Astor Piazzolla no es santo de mi devoción, pero es muy apreciado por los amantes de la música clásica. Recuerdo que Gidon Kremer, famoso violinista letón, lo comparó en un reportaje con Schubert, afirmando que, como éste, era un maestro de las formas pequeñas.
¡Formidable homenaje! Schubert me encanta. Como él, también Chopin y John Field, creador del nocturno para piano, descollaron en las piezas breves, por no hablar de las bellísimas Canciones sin Palabras de Mendelssohn, así como de las composiciones ligeras de Elgar o de Delius, y otras de más hondo calado de Debussy o de Ravel.
Todo esto lo traigo a cuento, porque he tenido entre mis manos y lo he disfrutado a mis anchas un rutilante joyel: "El Libro de la Vida", de Juan José Hoyos, reeditado hace poco por Sílaba Editores en Medellín.
Sobra decir que la edición de la que mi maestro Miguel Moreno Jaramillo habría calificado como una obrecilla, en razón de sus dimensiones, es primorosa, exquisita. Pero más lo es su contenido, 24 ensayos breves, cada uno de los cuáles se lee en minutos, pero deja una muy grata impresión en la mente.
Bien dijo Gracián que "Lo bueno, si breve, dos veces bueno".
El libro de Juan José cumple a cabalidad con esa consigna. Además, su temática es muy variada. Evoca sus viajes por ese ingente mundo de los libros al que desde niño se acercó a partir de un viejo y descuadernado Diccionario Larousse que quedó como herencia de su abuelo paterno, y del carné que le otorgó la por ese entonces recién abierta Biblioteca Pública Piloto de Medellín.

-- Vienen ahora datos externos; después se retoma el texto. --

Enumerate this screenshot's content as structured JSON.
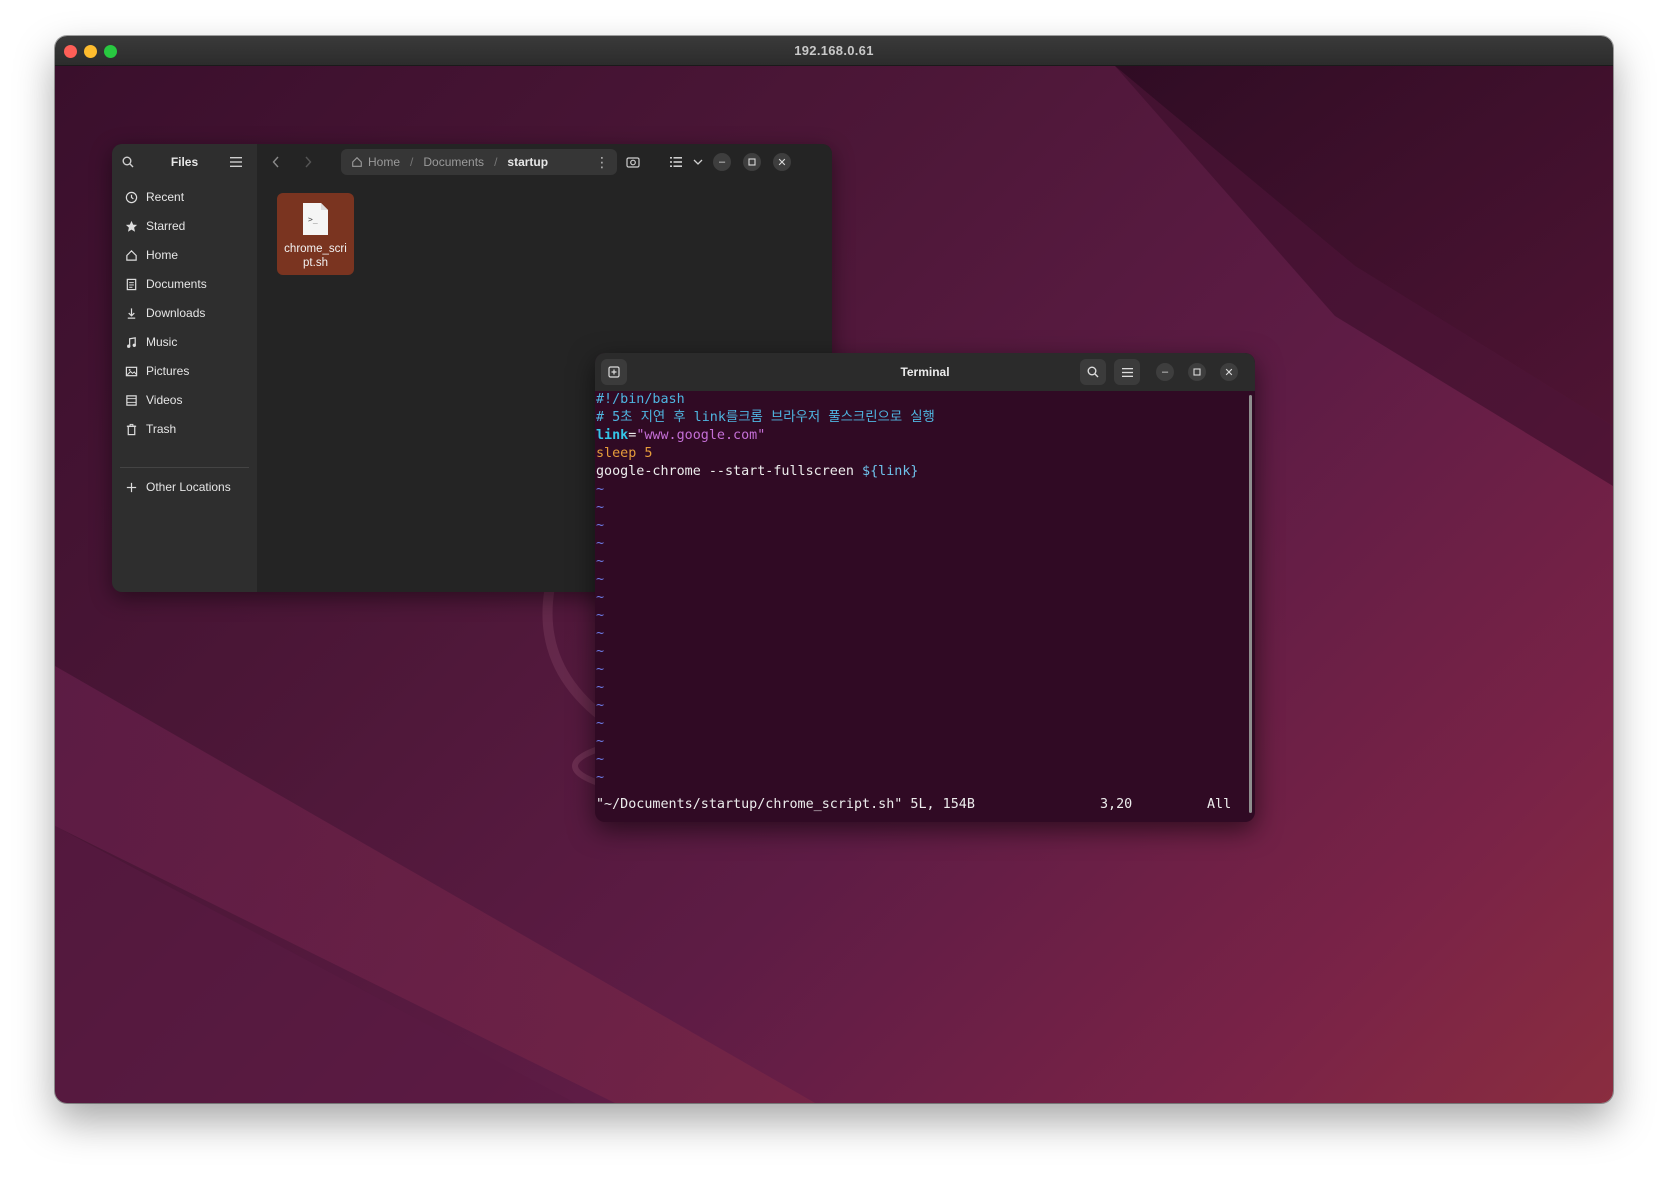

Lector voraz e infatigable, abierto a las mejores influencias literarias, nos ofrece sus visiones acerca de diversos textos y autores que han llamado su atención, para cerrar con "El Libro de la Vida", una breve crónica sobre Santa Teresa de Ávila, que según sus palabras "fue santa y fue poeta. Y después de su muerte, su alma blanca todavía vela sobre la tierra oscura como un centinela en lo alto de la noche".
Escrito haciendo gala del mejor castellano y una muy delicada sensibilidad, es un libro inspirador que cumple la bella consigna del prefacio de la misa católica: "Sursum corda", esto es, "Elevad los corazones". Nada repelente hay en él; por el contrario, como reza un texto del Evangelio de San Juan que solía citar Borges, por sus páginas se siente que recorre el soplo del Espíritu.

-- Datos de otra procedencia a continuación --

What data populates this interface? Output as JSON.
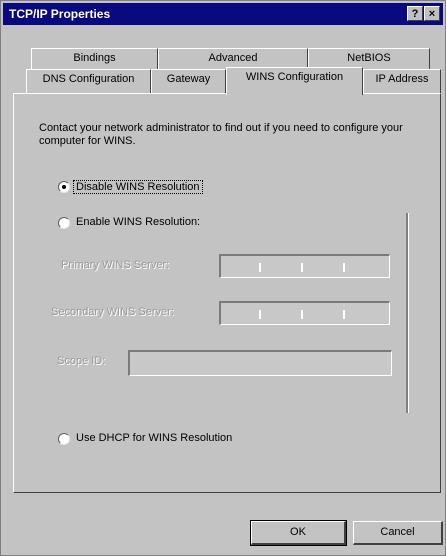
{
  "window": {
    "title": "TCP/IP Properties"
  },
  "titlebar": {
    "help_label": "?",
    "close_label": "×"
  },
  "tabs_row1": [
    {
      "label": "Bindings"
    },
    {
      "label": "Advanced"
    },
    {
      "label": "NetBIOS"
    }
  ],
  "tabs_row2": [
    {
      "label": "DNS Configuration"
    },
    {
      "label": "Gateway"
    },
    {
      "label": "WINS Configuration"
    },
    {
      "label": "IP Address"
    }
  ],
  "active_tab": "WINS Configuration",
  "description": "Contact your network administrator to find out if you need to configure your computer for WINS.",
  "options": {
    "disable": {
      "label": "Disable WINS Resolution",
      "selected": true
    },
    "enable": {
      "label": "Enable WINS Resolution:",
      "selected": false
    },
    "dhcp": {
      "label": "Use DHCP for WINS Resolution",
      "selected": false
    }
  },
  "fields": {
    "primary": {
      "label": "Primary WINS Server:",
      "value": ""
    },
    "secondary": {
      "label": "Secondary WINS Server:",
      "value": ""
    },
    "scope": {
      "label": "Scope ID:",
      "value": ""
    }
  },
  "buttons": {
    "ok": "OK",
    "cancel": "Cancel"
  }
}
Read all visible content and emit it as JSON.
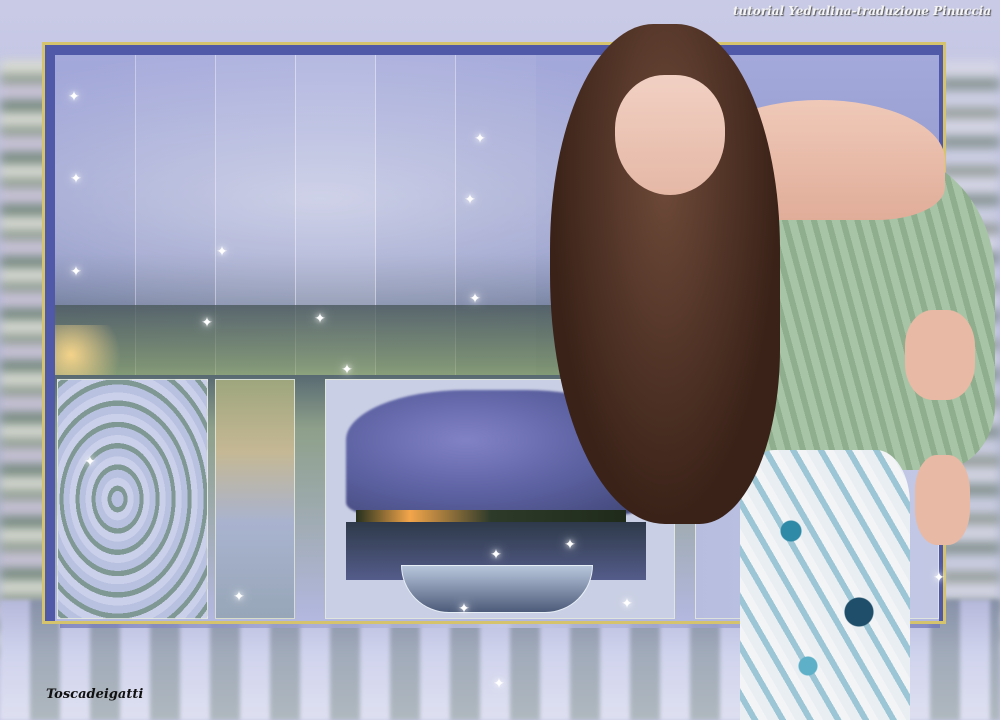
{
  "credits": {
    "top": "tutorial Yedralina-traduzione Pinuccia",
    "bottom": "Toscadeigatti"
  },
  "colors": {
    "frame_border": "#d5c46d",
    "frame_fill": "#5059a8",
    "sky": "#5d62a3",
    "sweater": "#a8c4a6"
  }
}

Dentro del tintero quedan nuestras conversaciones sobre Pascal, de quien tanto él como yo somos devotos. Por lo pronto, me apresto a disfrutar de un invaluable regalo que acaba de hacerme con gentil dedicatoria: "La música en el castillo del cielo-Un retrato de Johann Sebastian Bach", de John Elliot Gardiner (Acantilado, Barcelona, 2015).
He dicho a menudo que para mí la buena música es un anticipo del Cielo, y el compositor que más eleva mi espíritu es precisamente Bach. En la soledad que impone mi viudez, escucho música todos los días, y la que más frecuento es la de Bach, no sin desconocer el mérito insigne de la "Bendición de Dios en la soledad", de Franz Liszt.